Im zurückliegenden Jahr 2024 hat der Rekordzubau an Wind- und Solarkraftanlagen wesentlich dazu beigetragen, die Stromkosten und CO2-Emissionen in Deutschland zu senken. Während der Stromsektor seine Klimaziele übererfüllt, besteht in den Bereichen Gebäude und Verkehr Nachholbedarf.
von Björn Katz
Der Think Tank Agora Energiewende hat in der vergangenen Woche die Studie "Die Energiewende in Deutschland: Stand der Dinge 2024" vorgelegt. Zentrales Ergebnis: Deutschlands Treibhausgasemissionen sind 2024 um drei Prozent im Vergleich zum Vorjahr gesunken. Damit fielen die Emissionen zum dritten Mal in Folge und erreichten einen historischen Tiefstand.

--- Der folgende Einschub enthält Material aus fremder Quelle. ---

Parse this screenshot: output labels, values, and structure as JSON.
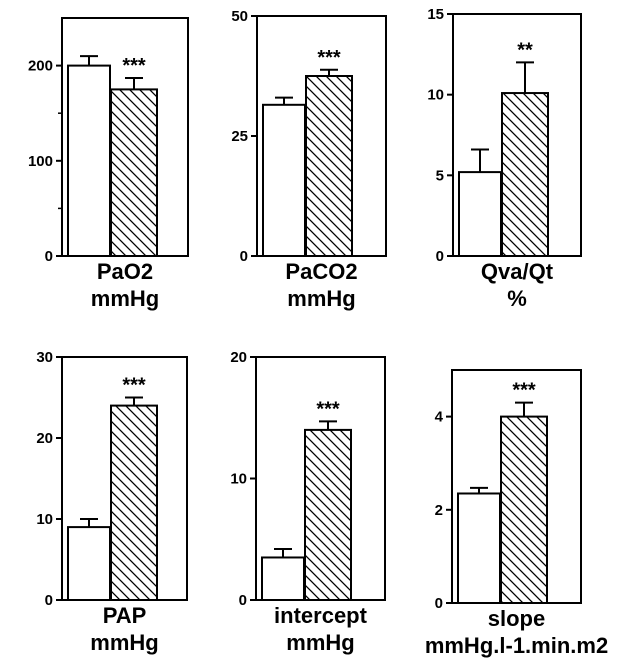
{
  "chart_data": [
    {
      "type": "bar",
      "xlabel": "PaO2",
      "unit": "mmHg",
      "ylim": [
        0,
        250
      ],
      "yticks": [
        0,
        100,
        200
      ],
      "minor_yticks": [
        50,
        150
      ],
      "categories": [
        "",
        ""
      ],
      "values": [
        200,
        175
      ],
      "errors": [
        10,
        12
      ],
      "fills": [
        "open",
        "hatched"
      ],
      "significance": "***"
    },
    {
      "type": "bar",
      "xlabel": "PaCO2",
      "unit": "mmHg",
      "ylim": [
        0,
        50
      ],
      "yticks": [
        0,
        25,
        50
      ],
      "minor_yticks": [],
      "categories": [
        "",
        ""
      ],
      "values": [
        31.5,
        37.5
      ],
      "errors": [
        1.5,
        1.3
      ],
      "fills": [
        "open",
        "hatched"
      ],
      "significance": "***"
    },
    {
      "type": "bar",
      "xlabel": "Qva/Qt",
      "unit": "%",
      "ylim": [
        0,
        15
      ],
      "yticks": [
        0,
        5,
        10,
        15
      ],
      "minor_yticks": [],
      "categories": [
        "",
        ""
      ],
      "values": [
        5.2,
        10.1
      ],
      "errors": [
        1.4,
        1.9
      ],
      "fills": [
        "open",
        "hatched"
      ],
      "significance": "**"
    },
    {
      "type": "bar",
      "xlabel": "PAP",
      "unit": "mmHg",
      "ylim": [
        0,
        30
      ],
      "yticks": [
        0,
        10,
        20,
        30
      ],
      "minor_yticks": [],
      "categories": [
        "",
        ""
      ],
      "values": [
        9,
        24
      ],
      "errors": [
        1,
        1
      ],
      "fills": [
        "open",
        "hatched"
      ],
      "significance": "***"
    },
    {
      "type": "bar",
      "xlabel": "intercept",
      "unit": "mmHg",
      "ylim": [
        0,
        20
      ],
      "yticks": [
        0,
        10,
        20
      ],
      "minor_yticks": [],
      "categories": [
        "",
        ""
      ],
      "values": [
        3.5,
        14
      ],
      "errors": [
        0.7,
        0.7
      ],
      "fills": [
        "open",
        "hatched"
      ],
      "significance": "***"
    },
    {
      "type": "bar",
      "xlabel": "slope",
      "unit": "mmHg.l-1.min.m2",
      "ylim": [
        0,
        5
      ],
      "yticks": [
        0,
        2,
        4
      ],
      "minor_yticks": [],
      "categories": [
        "",
        ""
      ],
      "values": [
        2.35,
        4
      ],
      "errors": [
        0.12,
        0.3
      ],
      "fills": [
        "open",
        "hatched"
      ],
      "significance": "***"
    }
  ]
}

Hauptursache des CO2-Rückgangs waren positive Effekte in der Energiewirtschaft. Sie machten mehr als 80 Prozent der Emissionsreduktionen aus. So wurden im vergangenen Jahr Kohlekraftwerke mit einer Gesamtkapazität von 6,1 Gigawatt stillgelegt, was 16 Prozent der installierten Kohle-Kapazität entsprach. Der Wegfall wurde durch eine Rekorderzeugung bei den Erneuerbaren und gestiegene Stromimporte ausgeglichen. Knapp die Hälfte dieser Importe stammte ebenfalls aus regenerativen Energien.

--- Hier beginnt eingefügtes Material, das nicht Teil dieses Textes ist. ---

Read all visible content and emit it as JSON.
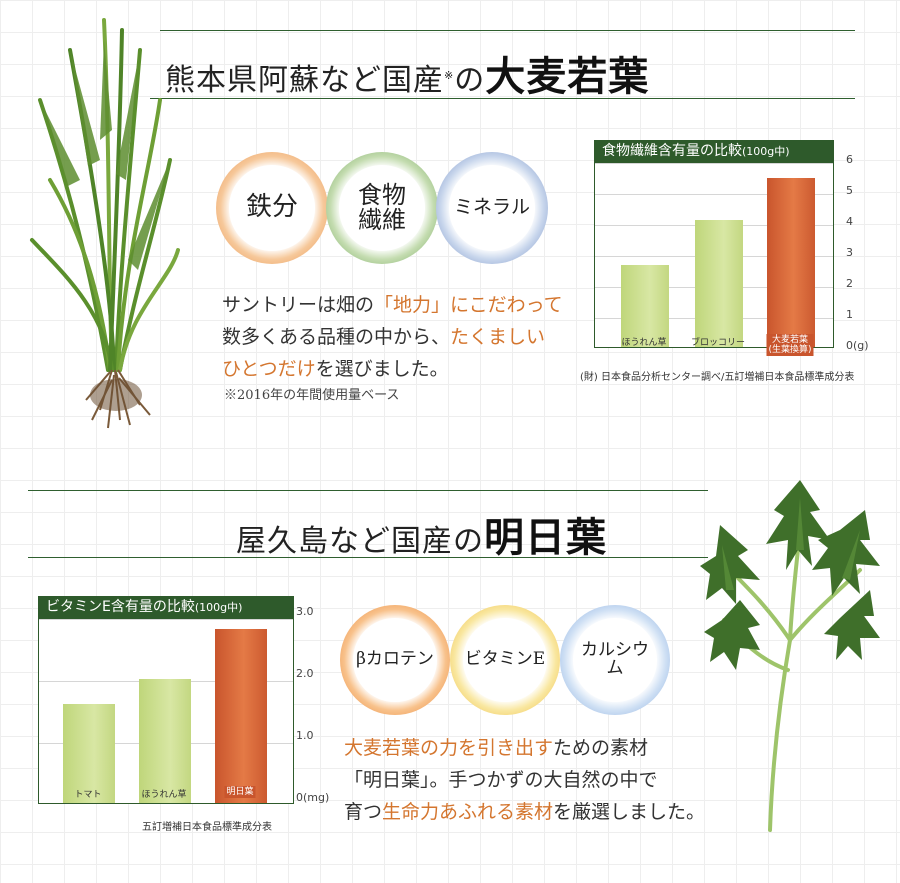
{
  "section1": {
    "heading_main": "熊本県阿蘇など国産",
    "heading_mark": "※",
    "heading_no": "の",
    "heading_big": "大麦若葉",
    "circles": [
      {
        "label_1": "鉄分",
        "label_2": ""
      },
      {
        "label_1": "食物",
        "label_2": "繊維"
      },
      {
        "label_1": "ミネラル",
        "label_2": ""
      }
    ],
    "para": {
      "l1_a": "サントリーは畑の",
      "l1_b": "「地力」にこだわって",
      "l2_a": "数多くある品種の中から、",
      "l2_b": "たくましい",
      "l3_a": "ひとつだけ",
      "l3_b": "を選びました。"
    },
    "note": "※2016年の年間使用量ベース",
    "source": "(財) 日本食品分析センター調べ/五訂増補日本食品標準成分表"
  },
  "section2": {
    "heading_main": "屋久島など国産の",
    "heading_big": "明日葉",
    "circles": [
      {
        "label": "βカロテン"
      },
      {
        "label": "ビタミンE"
      },
      {
        "label": "カルシウム"
      }
    ],
    "para": {
      "l1_a": "大麦若葉の力を引き出す",
      "l1_b": "ための素材",
      "l2": "「明日葉」。手つかずの大自然の中で",
      "l3_a": "育つ",
      "l3_b": "生命力あふれる素材",
      "l3_c": "を厳選しました。"
    },
    "source": "五訂増補日本食品標準成分表"
  },
  "colors": {
    "accent_green": "#2e5a2b",
    "highlight_orange": "#d4762f",
    "bar_green": "#cfe08f",
    "bar_orange": "#d8643a"
  },
  "chart_data": [
    {
      "type": "bar",
      "title": "食物繊維含有量の比較",
      "title_unit": "(100g中)",
      "categories": [
        "ほうれん草",
        "ブロッコリー",
        "大麦若葉\n(生葉換算)"
      ],
      "category_line1": [
        "ほうれん草",
        "ブロッコリー",
        "大麦若葉"
      ],
      "category_line2": [
        "",
        "",
        "(生葉換算)"
      ],
      "values": [
        2.65,
        4.1,
        5.45
      ],
      "ylim": [
        0,
        6
      ],
      "yticks": [
        "6",
        "5",
        "4",
        "3",
        "2",
        "1",
        "0(g)"
      ],
      "unit": "g",
      "grid": true
    },
    {
      "type": "bar",
      "title": "ビタミンE含有量の比較",
      "title_unit": "(100g中)",
      "categories": [
        "トマト",
        "ほうれん草",
        "明日葉"
      ],
      "values": [
        1.6,
        2.0,
        2.8
      ],
      "ylim": [
        0,
        3.0
      ],
      "yticks": [
        "3.0",
        "2.0",
        "1.0",
        "0(mg)"
      ],
      "unit": "mg",
      "grid": true
    }
  ]
}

Die fortschreitende Energiewende im Stromsektor drückte 2024 außerdem das Kostenniveau. Der Börsenstrompreis sank trotz gleichbleibender Stromnachfrage gegenüber dem Vorjahr um durchschnittlich 18 Prozent.
Simon Müller, Direktor von Agora Energiewende, kommentiert: "Im Stromsektor zeigen die Klimaschutzmaßnahmen der letzten Jahre immer stärker ihre Wirkung: Deutschland bereitet mit einem deutlichen Plus bei den erneuerbaren Energien und der positiven Entwicklung beim Netzausbau den Weg für eine erfolgreiche Transformation in allen Sektoren. Dabei profitiert die Bundesrepublik zunehmend von sinkenden Emissionen und günstigeren Börsenstrompreisen."
Anders als im Stromsektor zeigten sich in den Bereichen Gebäude und Verkehr keine Fortschritte. Im Gegenteil: Laut Analysen von Agora Energiewende waren die Investitionen in klimaneutrale Technologien wie Wärmepumpen oder E-Autos in 2024 sogar rückläufig. Sogar in der Industrie stiegen die Emissionen trotz wirtschaftlicher Flaute im vergangenen Jahr um drei Millionen Tonnen CO2 leicht an.
Durch die Stagnation bei Gebäuden und Verkehr verfehlt Deutschland Klimazielvorgaben der EU und muss in absehbarer Zeit entweder Emissionsrechte aus anderen Staaten zukaufen oder Strafzahlungen leisten.
"Ein zentraler Grund für den Mangel an strukturellem Klimaschutz in den Sektoren Industrie, Gebäude und Verkehr ist die Verunsicherung bei Haushalten und Unternehmen. Diese führte zu einer allgemeinen Investitionszurückhaltung", so Simon Müller.
Simone Peter, Präsidentin des Bundesverbandes Erneuerbare Energie, ergänzt: "Wir appellieren dringend an die Parteien, das Vertrauen der Menschen wiederherzustellen. Bestehende Förderprogramme müssen über die aktuelle Legislatur hinaus verstetigt werden und Marktanreize wie der CO2-Preis klug mit Ordnungsrecht und Förderung verbunden werden. Nur so schützen wir Haushalte vor steigenden Kosten."